On Saturday night, my campaign for normalcy continued when I went with Ace to a party that a tennis buddy from another school was hosting. Ace didn’t bother to introduce me to the friend—maybe I already knew him?—and I never figured out who he was on my own either.
For all practical purposes, Ace abandoned me nearly as soon as we arrived. He became enmeshed in an elaborate drinking game that involved shots, dice, quarters, darts, a bull’s-eye, and chest bumping. Although I watched the game for about fifteen minutes, I came out with no sense of the rules or how the winner was determined. I suppose it was like any drinking game. Last man standing.
I’m not being fair. Ace did ask me a couple of times if I was having a good time. I lied and told him I was. To tell you the truth, I was glad that he was occupied because, aside from tennis, I hadn’t been able to figure out one thing that we had in common. If our conversations were a play, they would have been like a high school version of Waiting for Godot:
Ace: Do you remember that time Paul Idomeneo got really stoned and jumped off the roof onto his dad’s trampoline?
Me: No.
Ace: Well, it was pretty awesome.
Me: Sounds amazing.
Ace: Yeah, that kid was hard-core as hell. So, do you remember that time…
(And repeat. Endlessly, endlessly repeat.)
I suppose he was trying to be helpful, telling me little things that might jog my memory. Unfortunately, Ace had no sense of what would interest me, and I was too embarrassed/polite/normal to question him about anything important, like, for example, What do I see in you? From the stories he told, our relationship had consisted largely of a bunch of parties where people acted like jerks interspersed with the occasional game of tennis.

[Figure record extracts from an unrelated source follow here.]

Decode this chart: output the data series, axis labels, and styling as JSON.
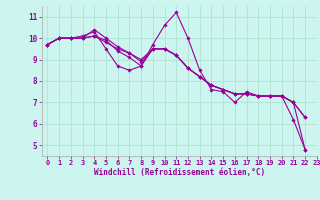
{
  "xlabel": "Windchill (Refroidissement éolien,°C)",
  "background_color": "#cdf5ef",
  "line_color": "#990099",
  "grid_color": "#aaddcc",
  "xlim": [
    -0.5,
    23
  ],
  "ylim": [
    4.5,
    11.5
  ],
  "yticks": [
    5,
    6,
    7,
    8,
    9,
    10,
    11
  ],
  "xticks": [
    0,
    1,
    2,
    3,
    4,
    5,
    6,
    7,
    8,
    9,
    10,
    11,
    12,
    13,
    14,
    15,
    16,
    17,
    18,
    19,
    20,
    21,
    22,
    23
  ],
  "series": [
    [
      9.7,
      10.0,
      10.0,
      10.1,
      10.3,
      9.5,
      8.7,
      8.5,
      8.7,
      9.7,
      10.6,
      11.2,
      10.0,
      8.5,
      7.6,
      7.5,
      7.0,
      7.5,
      7.3,
      7.3,
      7.3,
      6.2,
      4.8
    ],
    [
      9.7,
      10.0,
      10.0,
      10.0,
      10.1,
      9.8,
      9.5,
      9.3,
      9.0,
      9.5,
      9.5,
      9.2,
      8.6,
      8.2,
      7.8,
      7.6,
      7.4,
      7.4,
      7.3,
      7.3,
      7.3,
      7.0,
      6.3
    ],
    [
      9.7,
      10.0,
      10.0,
      10.0,
      10.4,
      10.0,
      9.6,
      9.3,
      8.9,
      9.5,
      9.5,
      9.2,
      8.6,
      8.2,
      7.8,
      7.6,
      7.4,
      7.4,
      7.3,
      7.3,
      7.3,
      7.0,
      6.3
    ],
    [
      9.7,
      10.0,
      10.0,
      10.0,
      10.1,
      9.9,
      9.4,
      9.1,
      8.7,
      9.5,
      9.5,
      9.2,
      8.6,
      8.2,
      7.8,
      7.6,
      7.4,
      7.4,
      7.3,
      7.3,
      7.3,
      7.0,
      4.8
    ]
  ],
  "marker": "D",
  "marker_size": 1.8,
  "linewidth": 0.8,
  "tick_fontsize": 5.0,
  "xlabel_fontsize": 5.5
}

I probably should have broken up with him. I didn’t, though, mainly for two reasons: one, I didn’t want to end it if it turned out that I really did love him (and I still held out some hope that my feelings would all eventually come back to me); and second, I’m a little ashamed to say, though it was probably the more important one, being with Ace made school easier. He protected me from those nasty lunch girls. Despite my memory being gone, I wasn’t a moron. With my multiple sweaters and not knowing who anyone was, I knew how I looked to people, and I knew how vulnerable my situation at school was without Ace to define me socially. Being with him went a long way in my campaign for normalcy.